Archbishop Joseph Naumann of Kansas City in Kansas.

Catholics are not morally obliged to take the coronavirus vaccine and should appeal to the Holy Spirit for wisdom, Archbishop Joseph Naumann of Kansas City in Kansas has said.

Speaking on EWTN'S Pro-Life Weekly with host Catherine Hadro, Naumann, chair of the United States Conference of Catholic Bishops' Pro-life Committee, said that while all three of the available vaccines have ties to a cell line derived from an abortion, it would not be illicit for a Catholic to receive them.

"I think, like in everything, we need to pray," said Naumann. "We need to ask the Holy Spirit to give us wisdom and to make the right choice, the moral choice for us. And we have to weigh these goods: the good of protecting our health, the health of our loved ones, the health of the community."

"And also at the same time, stand strongly to protect innocent human life and to bring an end to the culture of death and to abortion," he said.

A person who receives the vaccine, said Naumann, must be motivated in part by a desire to protect the common good.

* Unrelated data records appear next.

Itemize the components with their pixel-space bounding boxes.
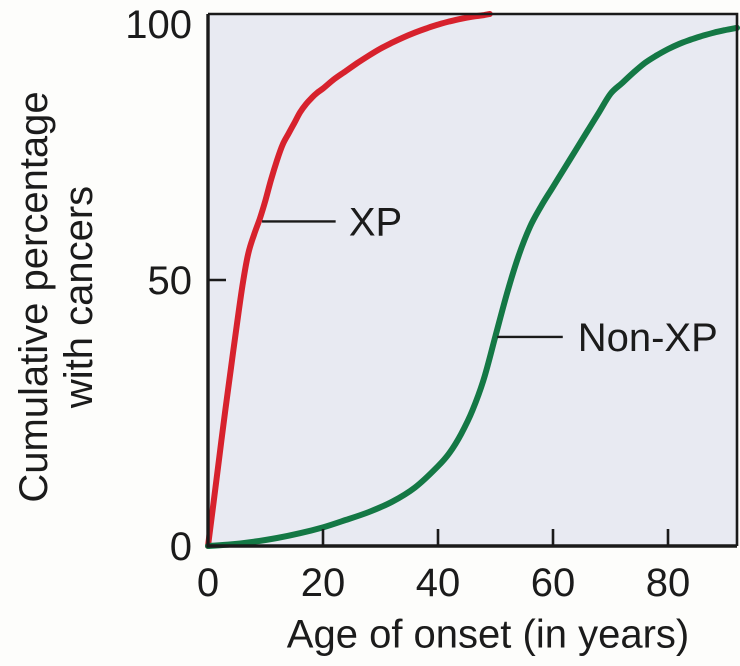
- x-tick-label: 20: [301, 561, 346, 605]
- plot-frame: [208, 12, 739, 546]
- x-tick-label: 60: [531, 561, 576, 605]
- xp-curve: [205, 11, 493, 549]
- xp-label: XP: [349, 200, 402, 244]
- x-tick-label: 80: [646, 561, 691, 605]
- axes: [206, 14, 737, 548]
- x-axis-label: Age of onset (in years): [286, 612, 690, 657]
- x-tick-label: 0: [197, 561, 219, 605]
- y-tick-label: 50: [148, 259, 193, 303]
- y-axis-label: Cumulative percentage with cancers: [12, 91, 102, 502]
- y-axis-label-line1: Cumulative percentage: [12, 91, 57, 503]
- plot-background: [208, 14, 737, 546]
- non-xp-label: Non-XP: [578, 316, 718, 360]
- non-xp-curve: [205, 24, 740, 549]
- x-tick-label: 40: [416, 561, 461, 605]
- y-tick-label: 100: [125, 3, 192, 47]
- y-axis-label-line2: with cancers: [57, 185, 101, 409]
- y-tick-label: 0: [170, 525, 192, 569]
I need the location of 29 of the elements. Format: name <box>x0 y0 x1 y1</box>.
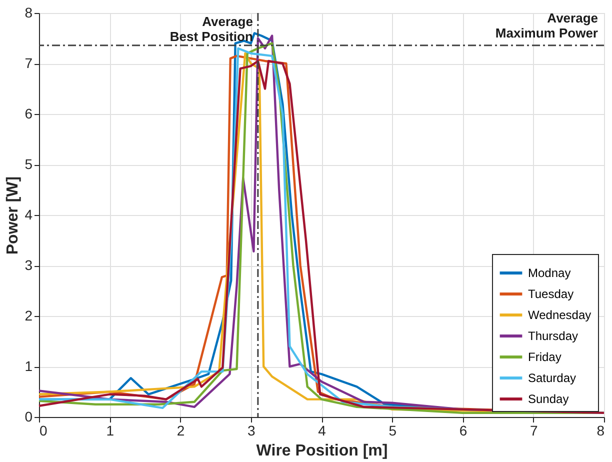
ref-line-label: Average Best Position <box>170 14 253 44</box>
legend-label: Saturday <box>528 371 576 385</box>
y-tick-label: 3 <box>24 257 33 273</box>
y-tick-label: 2 <box>24 308 33 324</box>
legend-label: Thursday <box>528 329 578 343</box>
x-axis-title: Wire Position [m] <box>256 442 388 460</box>
x-tick-label: 2 <box>176 422 185 438</box>
x-tick-label: 1 <box>106 422 114 438</box>
y-tick-label: 8 <box>24 4 33 20</box>
legend-label: Sunday <box>528 392 569 406</box>
x-tick-label: 3 <box>247 422 256 438</box>
y-tick-label: 4 <box>24 206 33 222</box>
y-tick-label: 0 <box>24 408 33 424</box>
x-tick-label: 0 <box>40 422 48 438</box>
legend-label: Wednesday <box>528 308 592 322</box>
legend-label: Tuesday <box>528 287 574 301</box>
x-tick-label: 4 <box>318 422 326 438</box>
x-tick-label: 6 <box>459 422 468 438</box>
y-tick-label: 5 <box>24 156 33 172</box>
x-tick-label: 8 <box>596 422 605 438</box>
x-tick-label: 7 <box>530 422 538 438</box>
legend-label: Modnay <box>528 266 571 280</box>
x-tick-label: 5 <box>388 422 397 438</box>
ref-line-label: Average Maximum Power <box>495 10 598 40</box>
legend-label: Friday <box>528 350 562 364</box>
y-tick-label: 7 <box>24 55 33 71</box>
y-tick-label: 6 <box>24 106 33 122</box>
y-axis-title: Power [W] <box>4 176 22 255</box>
y-tick-label: 1 <box>24 358 33 374</box>
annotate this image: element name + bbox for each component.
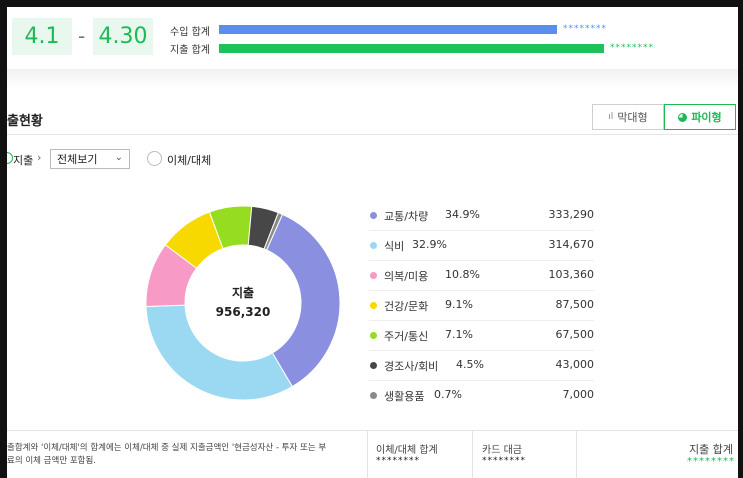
legend-value: 103,360	[548, 268, 595, 281]
legend-divider	[369, 230, 594, 231]
legend-name: 교통/차량	[384, 210, 429, 223]
legend-value: 314,670	[548, 238, 595, 251]
expense-total-label: 지출 합계	[689, 443, 733, 456]
legend-item[interactable]: 교통/차량 34.9% 333,290	[369, 207, 594, 225]
pie-view-button[interactable]: 파이형	[664, 104, 736, 130]
period-dash: -	[78, 24, 86, 48]
legend-value: 7,000	[562, 388, 595, 401]
chevron-right-icon: ›	[37, 151, 42, 164]
legend-color-dot	[370, 392, 377, 399]
legend-name: 의복/미용	[384, 270, 429, 283]
legend-item[interactable]: 식비 32.9% 314,670	[369, 237, 594, 255]
transfer-label[interactable]: 이체/대체	[167, 154, 212, 167]
legend-name: 건강/문화	[384, 300, 429, 313]
legend-divider	[369, 290, 594, 291]
legend-item[interactable]: 생활용품 0.7% 7,000	[369, 387, 594, 405]
legend-item[interactable]: 건강/문화 9.1% 87,500	[369, 297, 594, 315]
legend-color-dot	[370, 272, 377, 279]
legend-color-dot	[370, 362, 377, 369]
legend-percent: 32.9%	[412, 238, 447, 251]
category-select[interactable]: 전체보기 ⌄	[50, 149, 130, 169]
expense-donut-chart: 지출 956,320	[145, 205, 341, 401]
card-payment-value: ********	[482, 456, 526, 466]
header-shadow	[7, 69, 738, 89]
legend-color-dot	[370, 242, 377, 249]
income-value: ********	[563, 24, 607, 34]
expense-bar	[219, 44, 604, 53]
legend-percent: 9.1%	[445, 298, 473, 311]
card-payment-label: 카드 대금	[482, 445, 522, 456]
expense-total-value: ********	[687, 456, 735, 467]
type-filter-label: 지출	[13, 154, 34, 167]
footer-summary: 출합계와 '이체/대체'의 합계에는 이체/대체 중 실제 지출금액인 '현금성…	[7, 430, 738, 478]
bar-view-button[interactable]: ıl 막대형	[592, 104, 664, 130]
legend-value: 43,000	[555, 358, 595, 371]
legend-name: 경조사/회비	[384, 360, 439, 373]
summary-header: 4.1 - 4.30 수입 합계 ******** 지출 합계 ********	[7, 7, 738, 69]
expense-value: ********	[610, 43, 654, 53]
legend-divider	[369, 380, 594, 381]
bar-chart-icon: ıl	[608, 112, 614, 122]
category-select-value: 전체보기	[57, 153, 98, 166]
app-window: 4.1 - 4.30 수입 합계 ******** 지출 합계 ********…	[7, 7, 738, 478]
transfer-total-label: 이체/대체 합계	[376, 445, 438, 456]
legend-color-dot	[370, 332, 377, 339]
legend-name: 식비	[384, 240, 405, 253]
legend-name: 주거/통신	[384, 330, 429, 343]
legend-percent: 7.1%	[445, 328, 473, 341]
legend-percent: 4.5%	[456, 358, 484, 371]
transfer-radio[interactable]	[147, 151, 162, 166]
legend-item[interactable]: 주거/통신 7.1% 67,500	[369, 327, 594, 345]
bar-view-label: 막대형	[617, 111, 648, 124]
transfer-total-value: ********	[376, 456, 420, 466]
donut-slice[interactable]	[145, 304, 293, 401]
footer-note-line1: 출합계와 '이체/대체'의 합계에는 이체/대체 중 실제 지출금액인 '현금성…	[7, 443, 327, 453]
footer-note-line2: 료의 이체 금액만 포함됨.	[7, 456, 97, 466]
legend-divider	[369, 260, 594, 261]
pie-chart-icon	[678, 112, 688, 122]
expense-label: 지출 합계	[170, 45, 210, 56]
legend-item[interactable]: 의복/미용 10.8% 103,360	[369, 267, 594, 285]
legend-color-dot	[370, 212, 377, 219]
donut-center-label: 지출	[232, 285, 254, 300]
income-bar	[219, 25, 557, 34]
legend-percent: 0.7%	[434, 388, 462, 401]
legend-value: 67,500	[555, 328, 595, 341]
donut-slice[interactable]	[263, 212, 284, 251]
section-divider	[7, 134, 738, 135]
legend-value: 333,290	[548, 208, 595, 221]
legend-percent: 10.8%	[445, 268, 480, 281]
legend-divider	[369, 320, 594, 321]
expense-total-cell: 지출 합계 ********	[576, 431, 738, 478]
transfer-total-cell: 이체/대체 합계 ********	[367, 431, 473, 478]
pie-view-label: 파이형	[691, 111, 722, 124]
footer-note: 출합계와 '이체/대체'의 합계에는 이체/대체 중 실제 지출금액인 '현금성…	[7, 442, 367, 468]
donut-slice[interactable]	[265, 213, 341, 388]
donut-center-value: 956,320	[216, 305, 271, 319]
period-start[interactable]: 4.1	[12, 18, 72, 55]
chevron-down-icon: ⌄	[114, 152, 123, 163]
legend-item[interactable]: 경조사/회비 4.5% 43,000	[369, 357, 594, 375]
section-title: 출현황	[7, 114, 43, 129]
legend-value: 87,500	[555, 298, 595, 311]
legend-color-dot	[370, 302, 377, 309]
card-payment-cell: 카드 대금 ********	[472, 431, 577, 478]
income-label: 수입 합계	[170, 27, 210, 38]
period-end[interactable]: 4.30	[93, 18, 153, 55]
legend-divider	[369, 350, 594, 351]
legend-percent: 34.9%	[445, 208, 480, 221]
legend-name: 생활용품	[384, 390, 425, 403]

"We have an obligation to do what we can to protect our own health, as well as to do what we can to protect the health of others," he said. "And those are good ethical reasons why one might choose to be vaccinated in this case."

Naumann said there was a "moral justification" to receiving the vaccine, but that "not everyone has to make that decision."

Those who do receive the vaccine, however, "are even more obligated" to urge pharmaceutical companies and the government to strive to produce ethical vaccines.

"With the Moderna and the Pfizer vaccine, there were no aborted fetal cell lines used in the production or the development. However, they did use aborted fetal cell lines in the testing to see if they were if they were effective," explained Naumann. "The AstraZeneca one, on the other hand, does use these aborted fetal cell lines that go back to 1960 when the abortions actually occurred."

Naumann said it was "important" to note that "these are very old cell lines," and that "it's not like new abortions are happening because of these vaccines."

If a vaccine were to be released that was completely free of any connection to abortion, said Naumann, "certainly that would be our encouragement for Catholics to use those."

"But if the only options are these (three vaccines), then we think that the Moderna and Pfizer are even more remote in their cooperation in an abortion than the AstraZenaca one."

Despite the abortion connection, Naumann, echoing a recent decree from the Congregation of the Doctrine of the Faith, stated the vaccinations are "licit and permissible," though not obligatory.

Receiving the vaccine, the archbishop explained, would be considered to be "remote cooperation" with abortion. 

"The person receiving the vaccine really had no influence on the decision on how that vaccine was tested or developed," he said. "So in receiving the vaccine, they're not giving approval to those decisions that were made by pharmaceutical companies, basically."

Naumann said that he did not see the vaccines as "encouraging abortion," adding that "it's not like new abortions need to occur for these cell lines. These cell lines have been replicated for decades now."

The cell line in question, HEK-293, was derived from an aborted female child in the Netherlands in the 1970s. Naumann said that he believed scientists were using this cell line "more out of convenience."

"This is why the bishops of the United States really early on in the COVID epidemic, we asked our government, 'please make sure that there are ethical vaccines available for our people,'" said Naumann.